テクノロジー#1 ビアプラグ → ソルダーレジスト印刷(ビアプラグにアルミ板が使用され、排気プレートが用いられる)
テクノロジー#2 ビアのプラグ埋めは、ソルダーレジストインクの印刷と同時に行われます。
技術#3 レジンプラグ → ソルダーレジスト印刷
テクノロジー#4表面仕上げ→ プラグ接続によって
ビアプラグの充填率に関しては、高い充填率が得られるため、第1および第3のビアプラグ技術の適用が推奨されます。しかし、これらの方法ではアルミニウムシートや排気プレートが必要となり、製造プロセスが複雑になるという問題があります。さらに、同期印刷には2台以上のプリンターが必要であり、基板のベーキングにもより多くの時間を要します。
テクノロジー#2は高い製造効率を特徴としていますが、ビア充填率による制御がかなり難しいです。この記事の前の部分での議論によると、ビア充填率が低いとビア銅が薄くなったり、ビア銅の断線を引き起こしたりするため、この種のテクノロジーは推奨されません。
テクノロジー#4 は通常は適用されないため、本記事の後半では取り上げません。
c. 電気試験で露呈した開口部による経路
ビア開口部の検査により、ビア銅が薄い場合や銅の断線が発生している場合に、不完全または不十分なビア埋めが生じているかどうかを判定します。
前述のとおり、電気的テストでは薄いビア内の銅を検出できることはほとんどないが、円形の銅切れの問題を調査することは可能である。電気テスト中にオープンビアが検出された場合、それが無電解銅めっき、電解めっき、あるいは不適切に実施されたソルダーレジストによるビア埋め込みに起因するかどうかを検証するために利用できる。問題の原因が究明されれば、それに対応する対策をその後列挙することができる。
d. ソルダーマスクまたは樹脂品質の観点から
新しいビアプラグ用ソルダーレジストインクおよびビアプラグ用レジンについては、その品質を保証するために技術的なテストを実施しなければならない。その後、小ロット試作に使用して、その性能と品質をさらに検証する必要がある。本稿の前の部分で述べたように、ビアプラグ用ソルダーレジストまたはビアプラグ用レジンの品質が低いと、例えばピンホールのような問題を引き起こす。マイクロエッチング液がピンホール内部に入り込むと、ビア内の銅が徐々にエッチングされ、ビア銅が薄くなったり、ビア銅が断線したりする。その品質は、低コストであることを理由に決して妥協してはならない。

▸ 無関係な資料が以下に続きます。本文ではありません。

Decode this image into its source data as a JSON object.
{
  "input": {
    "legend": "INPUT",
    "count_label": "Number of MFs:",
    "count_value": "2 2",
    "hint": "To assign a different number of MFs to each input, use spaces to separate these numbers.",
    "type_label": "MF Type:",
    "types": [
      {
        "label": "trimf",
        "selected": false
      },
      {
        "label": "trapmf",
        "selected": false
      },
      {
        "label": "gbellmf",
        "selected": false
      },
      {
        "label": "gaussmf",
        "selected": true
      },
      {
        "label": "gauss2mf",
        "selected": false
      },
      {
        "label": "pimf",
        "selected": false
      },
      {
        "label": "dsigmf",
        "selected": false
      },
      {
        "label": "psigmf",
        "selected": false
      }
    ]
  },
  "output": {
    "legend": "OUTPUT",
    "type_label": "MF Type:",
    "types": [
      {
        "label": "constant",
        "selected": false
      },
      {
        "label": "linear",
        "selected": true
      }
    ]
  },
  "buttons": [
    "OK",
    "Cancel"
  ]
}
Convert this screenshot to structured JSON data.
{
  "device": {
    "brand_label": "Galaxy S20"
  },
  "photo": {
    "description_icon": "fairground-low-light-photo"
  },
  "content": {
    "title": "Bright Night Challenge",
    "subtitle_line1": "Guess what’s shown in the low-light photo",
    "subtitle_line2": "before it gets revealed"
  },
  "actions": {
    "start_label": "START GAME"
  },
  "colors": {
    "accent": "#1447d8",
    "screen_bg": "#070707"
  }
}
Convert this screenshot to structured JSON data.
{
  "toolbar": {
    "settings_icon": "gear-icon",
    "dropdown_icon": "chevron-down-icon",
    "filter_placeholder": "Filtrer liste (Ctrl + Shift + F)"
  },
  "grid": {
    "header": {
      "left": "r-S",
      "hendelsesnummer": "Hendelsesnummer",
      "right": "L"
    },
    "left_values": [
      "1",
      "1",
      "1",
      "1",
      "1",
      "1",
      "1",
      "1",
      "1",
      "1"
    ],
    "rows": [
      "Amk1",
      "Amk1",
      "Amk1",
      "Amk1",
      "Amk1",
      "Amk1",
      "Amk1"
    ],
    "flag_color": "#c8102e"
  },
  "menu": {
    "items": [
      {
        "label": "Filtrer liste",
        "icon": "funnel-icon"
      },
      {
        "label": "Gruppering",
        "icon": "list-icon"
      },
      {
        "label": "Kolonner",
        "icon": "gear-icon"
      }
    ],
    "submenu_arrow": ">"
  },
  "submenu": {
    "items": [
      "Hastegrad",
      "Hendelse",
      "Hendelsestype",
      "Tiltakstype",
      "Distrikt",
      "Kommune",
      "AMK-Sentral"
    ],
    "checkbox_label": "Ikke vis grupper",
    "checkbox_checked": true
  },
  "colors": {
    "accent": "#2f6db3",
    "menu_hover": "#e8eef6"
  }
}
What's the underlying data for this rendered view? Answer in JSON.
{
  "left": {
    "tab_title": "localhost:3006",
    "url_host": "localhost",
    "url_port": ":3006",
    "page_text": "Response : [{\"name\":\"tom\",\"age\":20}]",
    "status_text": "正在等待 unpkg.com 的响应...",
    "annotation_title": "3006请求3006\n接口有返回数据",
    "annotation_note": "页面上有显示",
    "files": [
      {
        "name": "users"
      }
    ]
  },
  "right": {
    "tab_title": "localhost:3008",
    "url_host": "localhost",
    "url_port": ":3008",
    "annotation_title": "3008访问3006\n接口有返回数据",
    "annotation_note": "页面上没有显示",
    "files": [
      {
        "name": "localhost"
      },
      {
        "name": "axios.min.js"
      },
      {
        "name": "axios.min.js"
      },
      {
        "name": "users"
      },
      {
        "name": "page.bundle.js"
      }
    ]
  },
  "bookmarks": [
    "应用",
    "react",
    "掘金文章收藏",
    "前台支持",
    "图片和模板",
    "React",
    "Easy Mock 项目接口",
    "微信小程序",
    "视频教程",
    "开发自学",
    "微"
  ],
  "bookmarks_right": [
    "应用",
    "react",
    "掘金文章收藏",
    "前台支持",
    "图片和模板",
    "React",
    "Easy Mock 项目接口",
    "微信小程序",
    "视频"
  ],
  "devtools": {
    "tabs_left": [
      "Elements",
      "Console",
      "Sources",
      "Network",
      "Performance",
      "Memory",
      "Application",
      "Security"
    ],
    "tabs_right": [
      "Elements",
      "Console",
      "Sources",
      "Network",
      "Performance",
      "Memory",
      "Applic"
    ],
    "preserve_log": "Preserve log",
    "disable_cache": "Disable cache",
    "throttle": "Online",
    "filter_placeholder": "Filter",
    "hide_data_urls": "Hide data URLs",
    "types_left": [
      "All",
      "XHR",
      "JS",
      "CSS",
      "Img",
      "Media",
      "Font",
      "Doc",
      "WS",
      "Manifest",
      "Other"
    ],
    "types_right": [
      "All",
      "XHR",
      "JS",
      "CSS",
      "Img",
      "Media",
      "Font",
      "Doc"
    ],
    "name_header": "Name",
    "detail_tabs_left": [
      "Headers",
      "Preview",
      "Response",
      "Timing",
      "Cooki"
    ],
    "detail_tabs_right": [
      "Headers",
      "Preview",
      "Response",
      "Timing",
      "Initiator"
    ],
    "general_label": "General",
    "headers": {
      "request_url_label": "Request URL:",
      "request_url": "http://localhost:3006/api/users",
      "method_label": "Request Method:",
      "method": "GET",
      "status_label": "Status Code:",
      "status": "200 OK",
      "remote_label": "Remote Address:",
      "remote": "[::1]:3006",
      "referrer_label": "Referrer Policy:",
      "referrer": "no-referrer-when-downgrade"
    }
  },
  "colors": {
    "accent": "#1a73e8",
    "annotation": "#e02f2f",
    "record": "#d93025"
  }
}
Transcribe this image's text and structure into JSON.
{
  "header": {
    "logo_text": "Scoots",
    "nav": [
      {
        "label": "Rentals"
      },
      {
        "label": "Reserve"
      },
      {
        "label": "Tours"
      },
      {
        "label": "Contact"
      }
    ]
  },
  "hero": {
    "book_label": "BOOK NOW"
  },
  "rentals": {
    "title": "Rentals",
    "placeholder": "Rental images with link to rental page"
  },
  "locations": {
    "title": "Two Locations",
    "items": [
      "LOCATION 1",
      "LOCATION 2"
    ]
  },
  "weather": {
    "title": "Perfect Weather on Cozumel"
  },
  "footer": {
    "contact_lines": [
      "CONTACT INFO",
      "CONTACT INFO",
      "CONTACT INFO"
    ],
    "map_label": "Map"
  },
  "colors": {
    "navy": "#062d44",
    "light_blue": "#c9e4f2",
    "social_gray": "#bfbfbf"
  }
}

ソルダーレジストの適用はPCB製造において重要な役割を果たしており、ビアの充填度は、製品の外観に関わるだけでなく、不完全または不十分なビア充填によるビア銅品質の問題とも関連するため、非常に重要です。その結果、実務管理には格別の注意を払う必要があります。具体的には、規定された手順に従うこと、製造管理を精緻化すること、検査基準を明確にすることによって、ビア充填の充実度を十分に保証しなければなりません。